En el otoño de 1926 la locura por la música negra se había desatado y atraía a los blancos neoyorquinos hasta Harlem, pero era en el Kentucky Club, de la Calle 49, entre la Novena y la Décima Avenida, donde tocaba la banda más caliente de la ciudad: «The Washingtonians». El sótano donde se encontraba el local era más estrecho que una catequista y en el diminuto escenario apenas podían librar desahogadamente una pelea dos contendientes, en el caso, por ejemplo, de que el trompetista y el batería decidiesen llegar a las manos. Sin embargo, esto último no parecía que pudiera suceder: los músicos, apretados debajo de las tuberías que corrían por el techo, sonaban como si se conociesen de toda la vida y nada indicaba que fuesen a dejar de ser amigos. En la orquesta liderada por el banjista Elmer Snowden, sobresalía el joven que tocaba el piano, un tal Edward Kennedy Ellington, que pasaría a la historia por Duke. Alrededor suyo se retorcían por el suelo los bailarines.

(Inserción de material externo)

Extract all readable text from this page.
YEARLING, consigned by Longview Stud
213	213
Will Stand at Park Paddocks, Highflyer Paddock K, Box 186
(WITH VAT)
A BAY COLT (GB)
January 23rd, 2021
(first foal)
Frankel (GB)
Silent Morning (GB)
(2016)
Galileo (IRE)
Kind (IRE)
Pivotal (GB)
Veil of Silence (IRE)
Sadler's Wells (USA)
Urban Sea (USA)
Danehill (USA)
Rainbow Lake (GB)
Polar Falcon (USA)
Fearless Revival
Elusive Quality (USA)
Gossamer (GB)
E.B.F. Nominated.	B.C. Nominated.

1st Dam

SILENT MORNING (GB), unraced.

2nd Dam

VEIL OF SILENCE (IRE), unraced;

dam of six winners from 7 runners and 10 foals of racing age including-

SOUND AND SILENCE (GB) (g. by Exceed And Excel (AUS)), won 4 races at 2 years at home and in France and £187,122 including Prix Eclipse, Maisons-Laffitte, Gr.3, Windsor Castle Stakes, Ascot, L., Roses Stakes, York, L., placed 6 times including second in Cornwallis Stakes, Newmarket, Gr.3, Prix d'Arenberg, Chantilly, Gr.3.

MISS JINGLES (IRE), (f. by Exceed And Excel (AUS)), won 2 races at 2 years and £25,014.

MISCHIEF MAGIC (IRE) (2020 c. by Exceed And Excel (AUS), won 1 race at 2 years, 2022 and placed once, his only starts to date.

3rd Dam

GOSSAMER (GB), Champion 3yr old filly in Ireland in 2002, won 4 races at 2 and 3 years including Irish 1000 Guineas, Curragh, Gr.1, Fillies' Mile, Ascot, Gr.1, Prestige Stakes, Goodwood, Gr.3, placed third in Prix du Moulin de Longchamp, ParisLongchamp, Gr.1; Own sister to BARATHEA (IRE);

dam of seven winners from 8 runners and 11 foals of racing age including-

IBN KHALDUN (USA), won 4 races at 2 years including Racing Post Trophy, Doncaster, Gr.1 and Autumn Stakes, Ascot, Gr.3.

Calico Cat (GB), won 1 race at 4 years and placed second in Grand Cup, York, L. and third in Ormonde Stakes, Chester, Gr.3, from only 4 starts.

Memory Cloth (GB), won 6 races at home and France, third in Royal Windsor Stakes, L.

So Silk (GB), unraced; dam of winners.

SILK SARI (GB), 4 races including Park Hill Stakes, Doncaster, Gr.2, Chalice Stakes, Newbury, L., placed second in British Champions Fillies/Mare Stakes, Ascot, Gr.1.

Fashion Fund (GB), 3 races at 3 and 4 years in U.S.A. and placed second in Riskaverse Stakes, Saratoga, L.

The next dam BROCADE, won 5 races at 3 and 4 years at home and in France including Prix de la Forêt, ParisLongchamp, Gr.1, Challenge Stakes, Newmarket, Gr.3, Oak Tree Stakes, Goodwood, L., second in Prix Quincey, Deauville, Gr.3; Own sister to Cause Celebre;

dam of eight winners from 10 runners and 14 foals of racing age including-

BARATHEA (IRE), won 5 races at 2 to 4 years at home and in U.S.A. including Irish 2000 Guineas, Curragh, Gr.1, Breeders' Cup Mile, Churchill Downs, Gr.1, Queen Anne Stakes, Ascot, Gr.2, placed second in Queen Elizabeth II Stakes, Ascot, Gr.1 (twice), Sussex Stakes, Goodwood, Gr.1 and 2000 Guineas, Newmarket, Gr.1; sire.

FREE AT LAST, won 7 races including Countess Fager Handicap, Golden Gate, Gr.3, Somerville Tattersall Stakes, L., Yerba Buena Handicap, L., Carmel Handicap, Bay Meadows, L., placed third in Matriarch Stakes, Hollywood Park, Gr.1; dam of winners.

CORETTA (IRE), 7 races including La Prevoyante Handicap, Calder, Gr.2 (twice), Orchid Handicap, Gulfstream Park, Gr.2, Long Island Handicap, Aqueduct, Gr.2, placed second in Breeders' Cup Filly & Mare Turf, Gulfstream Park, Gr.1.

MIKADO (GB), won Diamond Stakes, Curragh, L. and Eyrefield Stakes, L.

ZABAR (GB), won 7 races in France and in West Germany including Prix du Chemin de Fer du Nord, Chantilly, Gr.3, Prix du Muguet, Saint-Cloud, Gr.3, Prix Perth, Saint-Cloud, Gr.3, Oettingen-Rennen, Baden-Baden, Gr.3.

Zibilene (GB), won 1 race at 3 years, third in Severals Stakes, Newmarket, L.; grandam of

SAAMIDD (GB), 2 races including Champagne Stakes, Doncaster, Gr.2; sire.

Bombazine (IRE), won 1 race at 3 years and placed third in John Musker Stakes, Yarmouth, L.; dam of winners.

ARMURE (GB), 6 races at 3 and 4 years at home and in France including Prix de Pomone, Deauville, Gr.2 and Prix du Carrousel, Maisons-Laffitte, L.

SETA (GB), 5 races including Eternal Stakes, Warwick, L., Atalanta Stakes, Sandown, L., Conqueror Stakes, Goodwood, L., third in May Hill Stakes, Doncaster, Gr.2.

El Kentucky, reabierto y rebautizado un año antes tras el incendio que sufrió su precursor, el Hollywood Club, lo frecuentaban mafiosos, músicos, artistas en general y estrellas del vecino Broadway. Después de las tres de la madrugada resultaba imposible conseguir un asiento. La banda no se limitaba a mantener la temperatura alta y a los bailarines en movimiento, tocaba tan bien que incluso un número conocido como «Saint Louis blues» sonaba diferente. El público, a veces, se quedaba absorto escuchando a Charlie Irvis, un trombonista apodado «Tapón» por el tipo de sordina que utilizaba. O al gran James, «Bubber», Miley, un trompetista experto en el uso del desatascador y epítome del sentimiento. Bubber formó una pareja inolvidable con Joe, «Tricky Sam», Nanton, el legendario trombonista creador del «wah-wah», un sonido que caracterizó la música «jungle» de Ellington. Pero también estaba el irrepetible Sonny Greer, que era conocido como «The Sweet Singing Drummer» («el dulce batería cantarín»), que después de las sesiones acompañaba a Duke por las mesas del local para interpretar cualquier cosa a petición del público. Ellington tenía un pequeño piano de estudio con ruedas y Greer le secundaba cantando y golpeando sus baquetas aquí y allá. Los clientes respondían arrojando los billetes de veinte dólares como si les quemarán en las manos, contó el propio Duke Ellington.

La música de los «Washingtonians» no era excesivamente descarada, ni exclusivamente rítmica, tampoco suficientemente negra, ni podía considerarse absolutamente jazz. Pero sólo a partir de ella fue cuando todo se precipitó. Después del Kentucky Club vino lo demás. Nueva York empezó a aullar.